Chissà se lo avrebbero mai detto, Ibrahim Tuqan e Fadwà Tuqan!
Tra i doni più belli della Palestina, e quindi di Dio, ci sono due fratelli; per l’esattezza, fratello e sorella che sono diventati due tra i più grandi poeti arabi della letteratura palestinese.
(Dedicato a mio fratello, con il quale condivido l’amore e l’orgoglio per le nostre doppie radici e il senso di giustizia e di libertà.)
Entrambi nati a Nablus, Ibrahim nel 1905 nella Palestina ancora sotto controllo ottomano e Fadwà nel 1917 nella Palestina sotto il mandato britannico, i due fratelli sono conosciuti nel mondo arabo come i “poeti della Palestina”. Il loro legame era talmente forte e singolare, un amore fraterno di quello che fa rumore.
Ibrahim Tuqan
Ibrahim Tuqan, considerato il precursore della poesia araba moderna, istruì la sua piccola sorella nell’ambito della poesia, portandola con se nei suoi viaggi tra Nablus, Gerusalemme, Ramallah, Beirut, Damasco e Amman.
Vittima di un attentato sionista nel 1936, Ibrahim Tuqan morì poco dopo. La tristezza, l’angoscia, il senso di solitudine fecero sprofondare sua sorella Fadwà in un oblio esistenziale. Tuttavia, la madre-patria, la Palestina, la chiamava per difenderla.
Il fervore patriottico ereditato dal fratello Ibrahim, unito al senso di dovere nel portargli onore e nella difesa della propria patria, fecero di Fadwà una poetessa spietata, dai versi voraci che non temevano di condannare l’occupazione israeliana, il disinteressamento dell’Occidente e degli altri Stati Arabi. Le sue poesie fotografano la vita palestinese nella sua triste realtà e attirarono perfino l’attenzione del generale israeliano Moshé Dayan, il quale definì le poesie della poetessa di Nablus «più pericolose per Israele delle gesta dei feddayyin» (da Francesco Gabrieli, “Sette fogli dal divano di Fadwà”, in Oriente Moderno, 60.1/6, 1980). Dayan incontrò la Tuqan e, paradossalmente, ne fu molto colpito, invitandola persino al palazzo del governo di Tel Aviv per decantare le sue poesie.
Il ruolo di poetessa della Palestina di Fadwà Tuqan
Il ruolo di poetessa della Palestina di Fadwà Tuqan non deve essere però circoscritto esclusivamente alla madre-patria; infatti, in quanto donna araba, palestinese e musulmana fondamentale è stato il suo ruolo nell’evoluzione dell’autodeterminazione della donna in una società ancorata a valori patriarcali.
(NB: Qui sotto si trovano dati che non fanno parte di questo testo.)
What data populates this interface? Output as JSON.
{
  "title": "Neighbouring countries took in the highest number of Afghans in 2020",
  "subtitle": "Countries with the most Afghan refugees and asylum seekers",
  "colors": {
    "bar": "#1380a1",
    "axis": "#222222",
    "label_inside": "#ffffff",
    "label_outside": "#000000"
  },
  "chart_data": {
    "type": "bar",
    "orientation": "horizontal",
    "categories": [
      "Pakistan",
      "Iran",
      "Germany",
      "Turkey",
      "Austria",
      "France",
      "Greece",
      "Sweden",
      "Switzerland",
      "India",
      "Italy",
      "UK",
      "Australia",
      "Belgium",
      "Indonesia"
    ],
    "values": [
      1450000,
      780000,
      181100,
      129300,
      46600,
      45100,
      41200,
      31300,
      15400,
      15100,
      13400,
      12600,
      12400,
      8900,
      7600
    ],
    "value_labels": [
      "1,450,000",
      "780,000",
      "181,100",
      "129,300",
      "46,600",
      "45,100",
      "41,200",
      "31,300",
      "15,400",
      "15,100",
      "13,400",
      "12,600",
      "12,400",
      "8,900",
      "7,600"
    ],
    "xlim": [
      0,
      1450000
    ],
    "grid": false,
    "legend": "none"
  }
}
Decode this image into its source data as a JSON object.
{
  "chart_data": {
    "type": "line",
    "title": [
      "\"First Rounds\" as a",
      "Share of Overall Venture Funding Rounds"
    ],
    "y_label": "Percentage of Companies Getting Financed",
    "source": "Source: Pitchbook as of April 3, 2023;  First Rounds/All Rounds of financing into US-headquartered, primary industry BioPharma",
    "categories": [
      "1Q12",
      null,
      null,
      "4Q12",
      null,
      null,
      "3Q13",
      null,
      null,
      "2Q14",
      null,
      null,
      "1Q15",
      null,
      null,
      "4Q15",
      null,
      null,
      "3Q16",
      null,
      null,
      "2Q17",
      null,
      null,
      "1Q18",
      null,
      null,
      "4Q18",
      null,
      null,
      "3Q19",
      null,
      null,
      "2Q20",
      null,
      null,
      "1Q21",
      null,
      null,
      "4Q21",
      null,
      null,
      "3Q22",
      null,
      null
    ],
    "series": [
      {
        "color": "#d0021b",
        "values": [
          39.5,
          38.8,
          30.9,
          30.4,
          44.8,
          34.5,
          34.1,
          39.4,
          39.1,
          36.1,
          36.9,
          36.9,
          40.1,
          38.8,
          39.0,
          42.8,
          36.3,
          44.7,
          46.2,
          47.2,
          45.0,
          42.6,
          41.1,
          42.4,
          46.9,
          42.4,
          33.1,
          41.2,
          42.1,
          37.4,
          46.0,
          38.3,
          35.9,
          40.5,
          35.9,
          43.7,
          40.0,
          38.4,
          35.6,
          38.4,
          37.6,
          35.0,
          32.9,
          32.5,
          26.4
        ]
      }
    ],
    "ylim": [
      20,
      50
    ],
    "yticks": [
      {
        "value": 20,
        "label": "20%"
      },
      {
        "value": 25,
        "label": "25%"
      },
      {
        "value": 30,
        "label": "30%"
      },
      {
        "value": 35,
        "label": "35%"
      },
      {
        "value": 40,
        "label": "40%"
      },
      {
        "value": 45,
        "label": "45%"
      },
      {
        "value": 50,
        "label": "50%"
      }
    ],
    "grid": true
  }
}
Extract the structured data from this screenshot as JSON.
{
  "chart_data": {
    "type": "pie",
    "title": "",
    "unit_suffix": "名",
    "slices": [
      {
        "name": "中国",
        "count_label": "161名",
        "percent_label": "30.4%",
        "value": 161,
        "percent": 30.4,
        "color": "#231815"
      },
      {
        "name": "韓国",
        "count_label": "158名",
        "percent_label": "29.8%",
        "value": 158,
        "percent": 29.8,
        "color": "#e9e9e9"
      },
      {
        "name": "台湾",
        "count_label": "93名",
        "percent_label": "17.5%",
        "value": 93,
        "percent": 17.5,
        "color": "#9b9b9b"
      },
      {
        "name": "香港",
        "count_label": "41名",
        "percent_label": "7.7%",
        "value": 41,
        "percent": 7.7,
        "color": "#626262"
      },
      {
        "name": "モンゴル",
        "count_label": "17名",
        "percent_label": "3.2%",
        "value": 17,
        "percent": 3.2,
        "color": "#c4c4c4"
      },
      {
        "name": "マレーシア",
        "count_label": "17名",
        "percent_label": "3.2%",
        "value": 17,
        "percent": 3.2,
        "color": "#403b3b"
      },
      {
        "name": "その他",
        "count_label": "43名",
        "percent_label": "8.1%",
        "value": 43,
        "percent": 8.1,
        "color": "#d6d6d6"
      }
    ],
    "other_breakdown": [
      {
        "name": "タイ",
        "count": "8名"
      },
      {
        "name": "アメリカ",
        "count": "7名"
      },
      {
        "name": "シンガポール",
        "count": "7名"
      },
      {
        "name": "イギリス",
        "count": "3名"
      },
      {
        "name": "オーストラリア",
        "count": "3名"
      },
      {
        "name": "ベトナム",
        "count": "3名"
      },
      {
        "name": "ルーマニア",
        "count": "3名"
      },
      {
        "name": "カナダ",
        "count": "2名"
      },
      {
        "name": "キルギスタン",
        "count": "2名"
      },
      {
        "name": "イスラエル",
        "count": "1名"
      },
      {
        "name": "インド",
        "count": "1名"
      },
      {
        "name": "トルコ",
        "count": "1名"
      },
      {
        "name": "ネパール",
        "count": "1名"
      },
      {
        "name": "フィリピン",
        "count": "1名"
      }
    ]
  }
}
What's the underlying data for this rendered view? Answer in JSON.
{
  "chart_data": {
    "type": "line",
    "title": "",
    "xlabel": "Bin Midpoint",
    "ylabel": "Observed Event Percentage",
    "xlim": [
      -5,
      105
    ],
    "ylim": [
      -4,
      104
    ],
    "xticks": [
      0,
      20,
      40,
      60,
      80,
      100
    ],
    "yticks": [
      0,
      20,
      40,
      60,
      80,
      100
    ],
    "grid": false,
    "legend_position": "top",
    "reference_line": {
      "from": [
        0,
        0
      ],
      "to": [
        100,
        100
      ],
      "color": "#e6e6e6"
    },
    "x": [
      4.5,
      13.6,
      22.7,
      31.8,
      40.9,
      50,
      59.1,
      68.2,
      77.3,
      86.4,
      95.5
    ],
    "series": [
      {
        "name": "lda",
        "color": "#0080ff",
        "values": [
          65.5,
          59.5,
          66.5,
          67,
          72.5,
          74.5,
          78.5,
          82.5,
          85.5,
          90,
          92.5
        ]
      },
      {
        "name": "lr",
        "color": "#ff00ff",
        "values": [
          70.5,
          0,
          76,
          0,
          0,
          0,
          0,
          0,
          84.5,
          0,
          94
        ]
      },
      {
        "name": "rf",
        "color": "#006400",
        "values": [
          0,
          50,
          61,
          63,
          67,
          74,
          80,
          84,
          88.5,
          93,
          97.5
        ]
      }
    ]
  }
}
Tuttavia, sarebbe altrettanto ingiusto ricordare Fadwà Tuqan solo per le sue poesie di resistenza. Molte sono difatti le sue poesie d’amore; assai interessante è quella dedicata al poeta italiano Salvatore Quasimodo incontrato a Stoccolma nel 1959, dal titolo “Non venderò il suo amore“.
Kafānī aẓall biḥuḍnihā
Una delle poesie più emblematiche di Fadwà Tuqan, relativamente al suo ruolo di poetessa della resistenza palestinese, è quella scritta in occasione dello scoppio della prima Intifada nel 1987 a Gaza, dal titolo Kafānī aẓall biḥuḍnihā (“Felice nel suo grembo”), in cui viene decantata la Palestina come madre di tutti i Palestinesi, che ne sono l’essenza.
Ibrahim Tuqan e Fadwà Tuqan sono stati due fratelli ribelli che hanno saputo dimostrare come la poesia può essere uno strumento di resistenza non violenta, volta a toccare il cuore e l’animo di chi la legge e smuoverne la coscienza.